Let $a,b,c,n$ be strictly positive integers where $c$ is a prime and such that the normed ring $a+b\sqrt{-c}$ is a UFD. I noticed the primes of norm($a+b\sqrt{-1}$) are $1 \bmod 4$. Also the Eisenstein primes are of type $1 \bmod 3$. So I wondered if any prime of type norm($a+b\sqrt{-c}$) = prime of type $1\bmod c 2^{n-1}$ ?

• I think there are is no prime other than $c=2$ for which the set of all $a+b\sqrt{-c}$ is a unique factorization domain.
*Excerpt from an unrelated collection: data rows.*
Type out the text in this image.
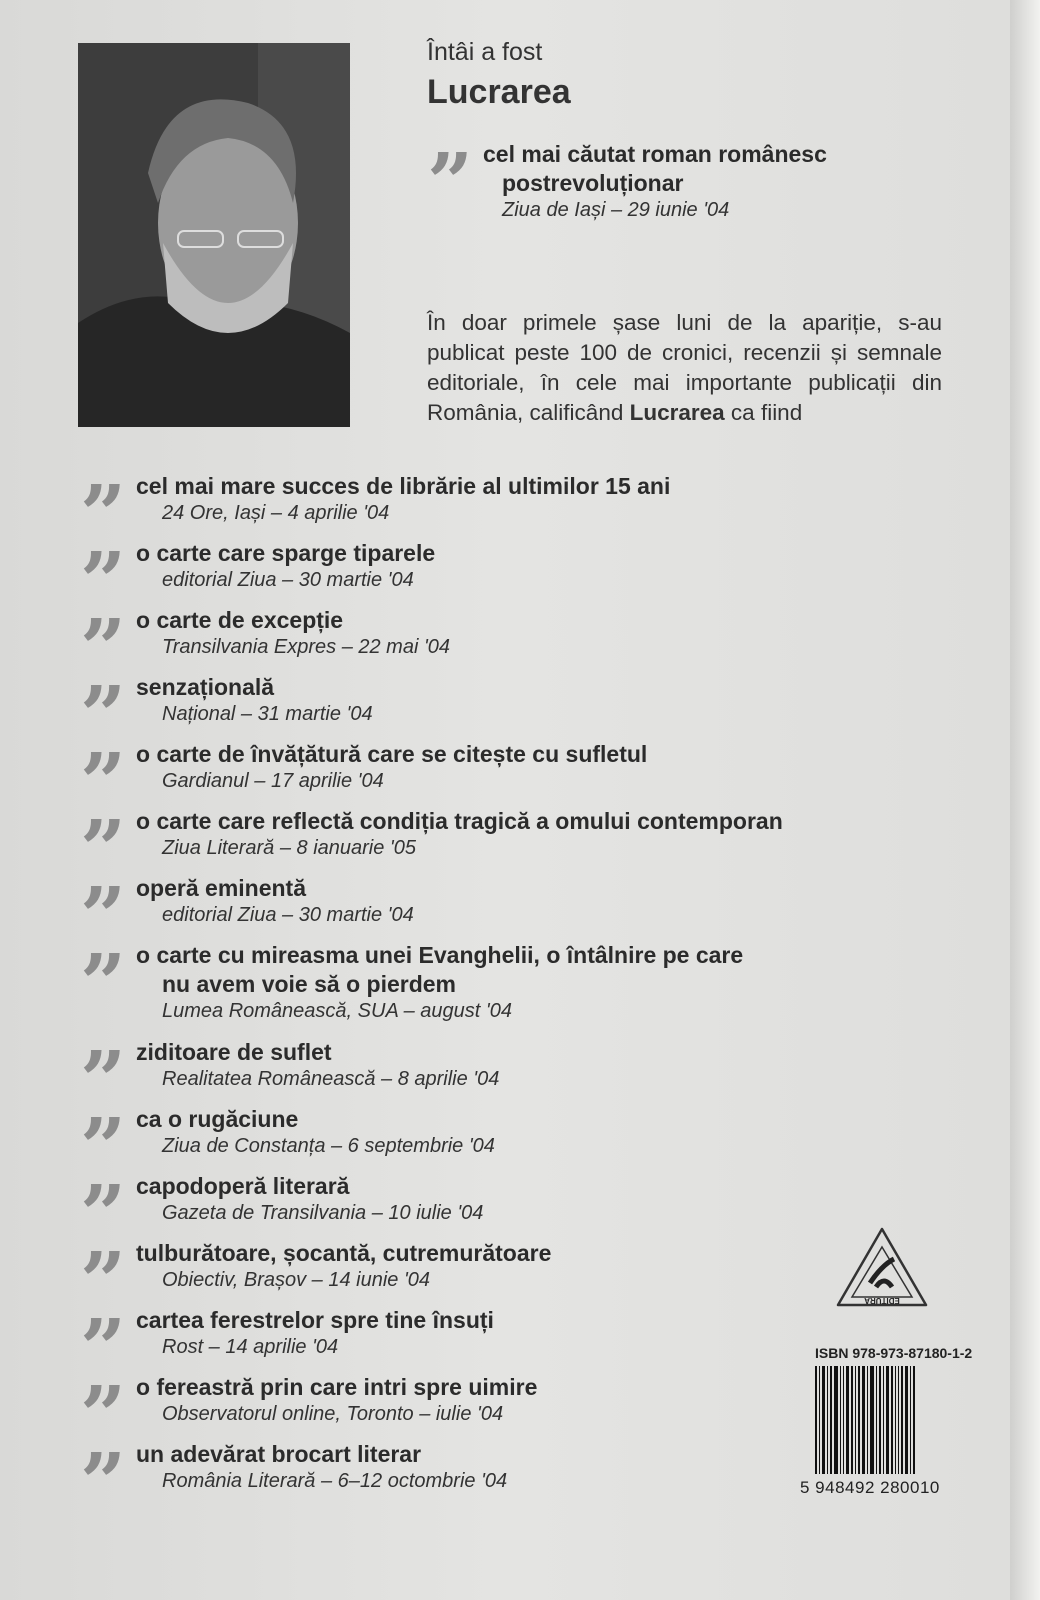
Întâi a fost
Lucrarea
” cel mai căutat roman românesc
postrevoluționar
Ziua de Iași – 29 iunie '04
În doar primele șase luni de la apariție, s-au publicat peste 100 de cronici, recenzii și semnale editoriale, în cele mai importante publicații din România, calificând Lucrarea ca fiind
” cel mai mare succes de librărie al ultimilor 15 ani
24 Ore, Iași – 4 aprilie '04
” o carte care sparge tiparele
editorial Ziua – 30 martie '04
” o carte de excepție
Transilvania Expres – 22 mai '04
” senzațională
Național – 31 martie '04
” o carte de învățătură care se citește cu sufletul
Gardianul – 17 aprilie '04
” o carte care reflectă condiția tragică a omului contemporan
Ziua Literară – 8 ianuarie '05
” operă eminentă
editorial Ziua – 30 martie '04
” o carte cu mireasma unei Evanghelii, o întâlnire pe care
nu avem voie să o pierdem
Lumea Românească, SUA – august '04
” ziditoare de suflet
Realitatea Românească – 8 aprilie '04
” ca o rugăciune
Ziua de Constanța – 6 septembrie '04
” capodoperă literară
Gazeta de Transilvania – 10 iulie '04
” tulburătoare, șocantă, cutremurătoare
Obiectiv, Brașov – 14 iunie '04
” cartea ferestrelor spre tine însuți
Rost – 14 aprilie '04
” o fereastră prin care intri spre uimire
Observatorul online, Toronto – iulie '04
” un adevărat brocart literar
România Literară – 6–12 octombrie '04
EDITURA
ISBN 978-973-87180-1-2
5 948492 280010
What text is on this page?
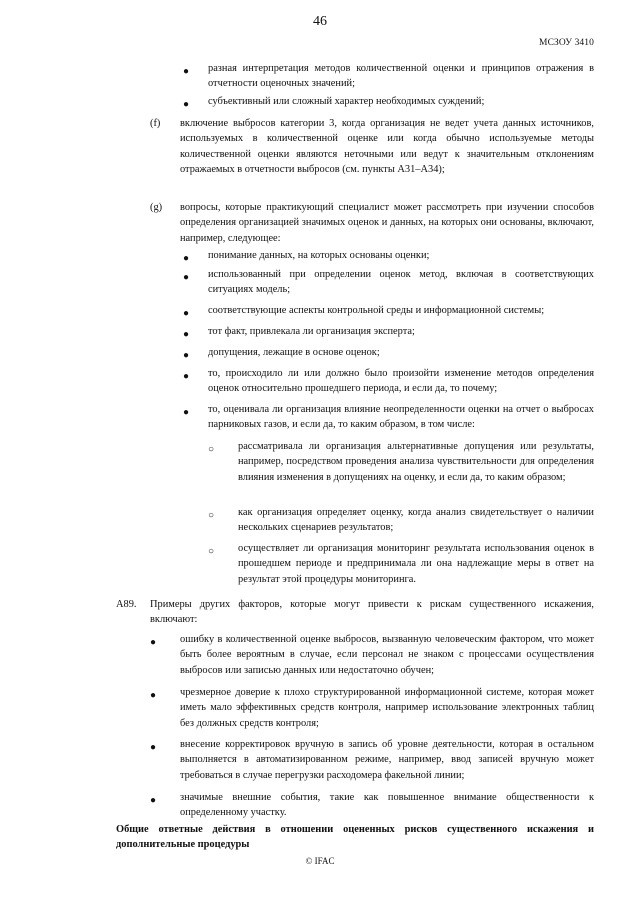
46
МСЗОУ 3410
● разная интерпретация методов количественной оценки и принципов отражения в отчетности оценочных значений;
● субъективный или сложный характер необходимых суждений;
(f) включение выбросов категории 3, когда организация не ведет учета данных источников, используемых в количественной оценке или когда обычно используемые методы количественной оценки являются неточными или ведут к значительным отклонениям отражаемых в отчетности выбросов (см. пункты A31–A34);
(g) вопросы, которые практикующий специалист может рассмотреть при изучении способов определения организацией значимых оценок и данных, на которых они основаны, включают, например, следующее:
● понимание данных, на которых основаны оценки;
● использованный при определении оценок метод, включая в соответствующих ситуациях модель;
● соответствующие аспекты контрольной среды и информационной системы;
● тот факт, привлекала ли организация эксперта;
● допущения, лежащие в основе оценок;
● то, происходило ли или должно было произойти изменение методов определения оценок относительно прошедшего периода, и если да, то почему;
● то, оценивала ли организация влияние неопределенности оценки на отчет о выбросах парниковых газов, и если да, то каким образом, в том числе:
○ рассматривала ли организация альтернативные допущения или результаты, например, посредством проведения анализа чувствительности для определения влияния изменения в допущениях на оценку, и если да, то каким образом;
○ как организация определяет оценку, когда анализ свидетельствует о наличии нескольких сценариев результатов;
○ осуществляет ли организация мониторинг результата использования оценок в прошедшем периоде и предпринимала ли она надлежащие меры в ответ на результат этой процедуры мониторинга.
A89. Примеры других факторов, которые могут привести к рискам существенного искажения, включают:
● ошибку в количественной оценке выбросов, вызванную человеческим фактором, что может быть более вероятным в случае, если персонал не знаком с процессами осуществления выбросов или записью данных или недостаточно обучен;
● чрезмерное доверие к плохо структурированной информационной системе, которая может иметь мало эффективных средств контроля, например использование электронных таблиц без должных средств контроля;
● внесение корректировок вручную в запись об уровне деятельности, которая в остальном выполняется в автоматизированном режиме, например, ввод записей вручную может требоваться в случае перегрузки расходомера факельной линии;
● значимые внешние события, такие как повышенное внимание общественности к определенному участку.
Общие ответные действия в отношении оцененных рисков существенного искажения и дополнительные процедуры
© IFAC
Note, for example, that when $c=3$, you need to let in things of the form $(a/2)+(b/2)\sqrt{-c}$ with $a-b$ even to get a UFD. – Gerry Myerson Jan 31 '13 at 23:14
• Gauss conjectured that $$-1, -2, -3, -7, -11, -19, -43, -67, -163$$ all have unique factorization, and this turned out true. and there are lots of real one too. . en.wikipedia.org/wiki/Class_number_problem – user58512 Jan 31 '13 at 23:18
• @user58512 No, Gauss knew that those fields have unique factorization. What he conjectured was that the list was complete (for imaginary quadratic fields). Gerry's point is that the stated ring is not the ring of integers in $\mathbb Q(\sqrt{-c})$ and need not be a UFD. For instance, $(1+\sqrt{-3})(1-\sqrt{-3}) = 2\cdot 2$, and those factors are all irreducible in $\mathbb Z[\sqrt{-3}]$. – Erick Wong Feb 1 '13 at 1:17
• thats what I meant – user58512 Feb 1 '13 at 12:31